Дело в том, что я заболела воспалением легких и к тому же прибавилось общее тяжелое истощение организма.
Больница им. Свердлова в лице тов. Черняка сделала для меня все что могла в смысле питания, но для человека с таким тяжелым истощением этого недостаточно. Я очень прошу Вашего содействия по этому вопросу, и тогда больница им. Свердлова сможет еще поддержать меня, что даст мне возможность снова стать на работу.
Работала я в течение 24 лет на районных и областных руководящих постах. <…>
Хочу проситься, как только подкреплю свои силы, в один из районов Ленинградской области на восстановительные работы в совхоз или на какую-либо другую работу, куда найдет нужным партия.
Я участница обороны Петрограда и была направлена ЦК ВКП (б) на Киевский фронт на борьбу с эпидемией…
Дорогой Андрей Александрович, я прошу у Вас только возможность поддержать свое здоровье через питание в больнице им. Свердлова. Сама больница дает питание на 10 дней, что мною уже использовано и, повторяю, при моем состоянии оказалось недостаточным.
Неужели человек, полный энергии, должен погибнуть?! Не допускаю мысли об этом и потому обращаюсь к Вам.
Живу я сейчас в жуткой чужой комнате, т. к. моя квартира разбита. Помогите мне, пережив многое, пережить все предстоящее, лишь бы вернуться в общий строй.
Я понимаю, что не совсем удобно обращаться к Вам, но меня к этому вынуждает положение. За все 37 лет пребывания в рядах партии я никогда не обращалась с личной просьбой, убедительно прошу в этой моей единственной просьбе не отказать…
М. Круглова».
Тернистый путь – Ленинград – Череповец
Из дневника В. К-о[83]
Вот я и вышел из госпиталя, где пробыл три с половиной недели – с 7 февраля и по 2 марта 1942 года. Поставили меня на ноги, подлечили, подкормили, почти залечили раны, образовавшиеся в результате голодных отеков. Теперь все хорошо, но вначале, как говорил мне Бобик[84], всю первую неделю и он, и мои лечащие врачи не были твердо уверены в благополучном исходе.
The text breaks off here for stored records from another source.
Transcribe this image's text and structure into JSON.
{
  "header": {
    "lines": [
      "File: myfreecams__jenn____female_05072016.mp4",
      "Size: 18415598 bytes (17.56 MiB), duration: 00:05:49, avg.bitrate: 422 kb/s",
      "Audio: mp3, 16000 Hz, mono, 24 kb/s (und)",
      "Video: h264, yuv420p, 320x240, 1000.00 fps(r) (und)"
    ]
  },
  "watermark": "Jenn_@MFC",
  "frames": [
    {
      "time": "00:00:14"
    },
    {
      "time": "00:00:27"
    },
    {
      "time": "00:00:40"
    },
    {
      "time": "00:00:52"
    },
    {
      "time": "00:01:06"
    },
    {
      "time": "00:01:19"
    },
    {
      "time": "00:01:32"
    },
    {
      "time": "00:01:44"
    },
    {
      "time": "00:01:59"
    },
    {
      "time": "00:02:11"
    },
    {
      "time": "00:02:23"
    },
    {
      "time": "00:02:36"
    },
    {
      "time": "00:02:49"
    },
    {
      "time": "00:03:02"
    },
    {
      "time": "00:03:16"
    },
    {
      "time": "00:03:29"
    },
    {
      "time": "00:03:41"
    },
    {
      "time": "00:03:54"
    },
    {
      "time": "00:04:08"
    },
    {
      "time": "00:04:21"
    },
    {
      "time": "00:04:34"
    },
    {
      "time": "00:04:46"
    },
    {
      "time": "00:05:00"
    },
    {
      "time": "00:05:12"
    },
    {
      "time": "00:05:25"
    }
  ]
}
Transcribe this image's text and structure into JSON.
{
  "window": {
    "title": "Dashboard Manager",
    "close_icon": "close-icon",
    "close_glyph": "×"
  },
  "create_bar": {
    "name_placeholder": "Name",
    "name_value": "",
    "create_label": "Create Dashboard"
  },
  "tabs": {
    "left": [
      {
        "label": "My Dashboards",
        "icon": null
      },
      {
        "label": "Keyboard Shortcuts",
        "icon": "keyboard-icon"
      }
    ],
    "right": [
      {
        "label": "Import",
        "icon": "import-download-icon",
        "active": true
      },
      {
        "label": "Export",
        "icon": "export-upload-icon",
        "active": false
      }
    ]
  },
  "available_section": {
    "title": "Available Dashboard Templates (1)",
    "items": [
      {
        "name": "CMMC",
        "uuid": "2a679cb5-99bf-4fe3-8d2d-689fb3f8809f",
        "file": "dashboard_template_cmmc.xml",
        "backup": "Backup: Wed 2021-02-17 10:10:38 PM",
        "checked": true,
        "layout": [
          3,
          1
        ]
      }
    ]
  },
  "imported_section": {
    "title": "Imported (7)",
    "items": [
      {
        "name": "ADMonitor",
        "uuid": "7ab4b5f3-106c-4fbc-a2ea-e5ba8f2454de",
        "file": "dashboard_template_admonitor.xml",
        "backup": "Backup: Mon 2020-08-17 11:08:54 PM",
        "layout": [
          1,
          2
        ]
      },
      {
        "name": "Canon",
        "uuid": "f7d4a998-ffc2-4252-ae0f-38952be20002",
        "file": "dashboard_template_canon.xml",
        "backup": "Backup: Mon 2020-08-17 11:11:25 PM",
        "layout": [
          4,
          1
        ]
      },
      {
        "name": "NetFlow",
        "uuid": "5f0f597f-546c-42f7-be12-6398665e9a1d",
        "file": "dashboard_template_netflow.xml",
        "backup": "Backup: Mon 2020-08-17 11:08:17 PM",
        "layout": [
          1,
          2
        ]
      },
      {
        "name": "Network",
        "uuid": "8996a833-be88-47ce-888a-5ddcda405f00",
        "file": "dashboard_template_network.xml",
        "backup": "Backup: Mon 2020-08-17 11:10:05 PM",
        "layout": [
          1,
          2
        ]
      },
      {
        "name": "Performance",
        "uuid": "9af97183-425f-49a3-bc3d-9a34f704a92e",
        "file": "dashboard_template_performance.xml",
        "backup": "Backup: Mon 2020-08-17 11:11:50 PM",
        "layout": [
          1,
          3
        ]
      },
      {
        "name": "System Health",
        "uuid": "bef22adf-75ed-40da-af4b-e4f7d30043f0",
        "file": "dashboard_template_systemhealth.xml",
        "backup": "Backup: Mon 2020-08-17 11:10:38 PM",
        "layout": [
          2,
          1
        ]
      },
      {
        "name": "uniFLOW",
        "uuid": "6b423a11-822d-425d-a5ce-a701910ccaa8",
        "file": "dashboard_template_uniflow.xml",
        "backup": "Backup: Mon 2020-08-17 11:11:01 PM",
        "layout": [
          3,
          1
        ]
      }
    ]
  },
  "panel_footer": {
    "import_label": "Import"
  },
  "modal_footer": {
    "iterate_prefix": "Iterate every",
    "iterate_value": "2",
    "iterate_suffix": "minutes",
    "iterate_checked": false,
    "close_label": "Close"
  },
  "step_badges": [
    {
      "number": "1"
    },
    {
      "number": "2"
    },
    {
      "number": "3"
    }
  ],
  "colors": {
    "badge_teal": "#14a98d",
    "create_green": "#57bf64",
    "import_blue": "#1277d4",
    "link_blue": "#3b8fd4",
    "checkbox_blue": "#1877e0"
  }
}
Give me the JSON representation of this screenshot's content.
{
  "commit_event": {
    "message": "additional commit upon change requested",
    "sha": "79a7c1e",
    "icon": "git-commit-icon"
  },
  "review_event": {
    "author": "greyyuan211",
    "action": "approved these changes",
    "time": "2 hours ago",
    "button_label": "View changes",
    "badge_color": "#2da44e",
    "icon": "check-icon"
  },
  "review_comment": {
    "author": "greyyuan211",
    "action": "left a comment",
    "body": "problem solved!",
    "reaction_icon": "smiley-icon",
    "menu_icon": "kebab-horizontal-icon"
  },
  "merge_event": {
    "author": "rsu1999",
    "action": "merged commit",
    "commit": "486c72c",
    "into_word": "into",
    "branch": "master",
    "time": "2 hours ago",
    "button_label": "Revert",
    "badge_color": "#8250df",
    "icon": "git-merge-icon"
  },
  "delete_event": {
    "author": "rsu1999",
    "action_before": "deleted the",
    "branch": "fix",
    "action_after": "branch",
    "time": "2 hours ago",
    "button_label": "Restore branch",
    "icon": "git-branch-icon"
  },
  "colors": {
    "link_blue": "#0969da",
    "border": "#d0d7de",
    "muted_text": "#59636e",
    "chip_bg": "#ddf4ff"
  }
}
Хочу дополнить свои записи описанием кошмарной дороги сюда, что решил сделать еще в пути.
Итак, 2 февраля в 12 часов дня я должен выехать поездом с Финляндского вокзала. Накануне я уволился из института, получил эвакуационные документы, дома все прибрал, запер, ключи убрал в книжный шкаф, ключ от которого взял с собой. Ключ от комнаты оставлял Кузнецовым. Кстати, хорошо вышло, что я не отметился в домоуправлении как эвакуированный, иначе ключ должен был бы оставить там. С Кузнецовыми сговорился, что если будут обо мне спрашивать, то я просто переехал в квартиру сына, так как там теплее. Они были рады за меня. Ник. Ив. сам предложил мне отвезти мои вещи до вокзала на детских санках. Я очень благодарил его, и мы назначили выход из дома на 8 часов утра, рассчитывая, что до вокзала я смогу доплестись не менее чем за полтора-два часа.
Утром 2 февраля я встал в 6 часов, сразу же стал варить себе завтрак, и, поскольку с кормежкой у Кузнецовых негусто, я решил сварить и отдать Ник. Ив. хорошую порцию макарон, чтобы как-то компенсировать его энергетические затраты на поход до вокзала и обратно. Он долго брыкался, но я вошел к ним, поставил кастрюльку на стол и твердо сказал, что назад не возьму. Накануне отдал им последнюю бутылку подсолнечного масла, дрова, мангал и остаток керосина.
Закончил все дела, в половине девятого вышли. Я, против обыкновения, чувствовал себя бодро и хорошо. Прошли Садовую, свернули на Невский, потом по Литейному до Чайковской. Там отдохнул на каком-то ящике, так как устал, но минут через 20 двинулись дальше. Правда, я уже с трудом шел, но до вокзала добрались около половины одиннадцатого. Там народу – тьма, поезда еще нет. Предложили пройти в зал, холодный и без скамеек. Я забрался в детскую комнату, где и просидел до посадки. Сердечно распрощался с Николаем Ивановичем и уже сам пустился в дальнейший путь.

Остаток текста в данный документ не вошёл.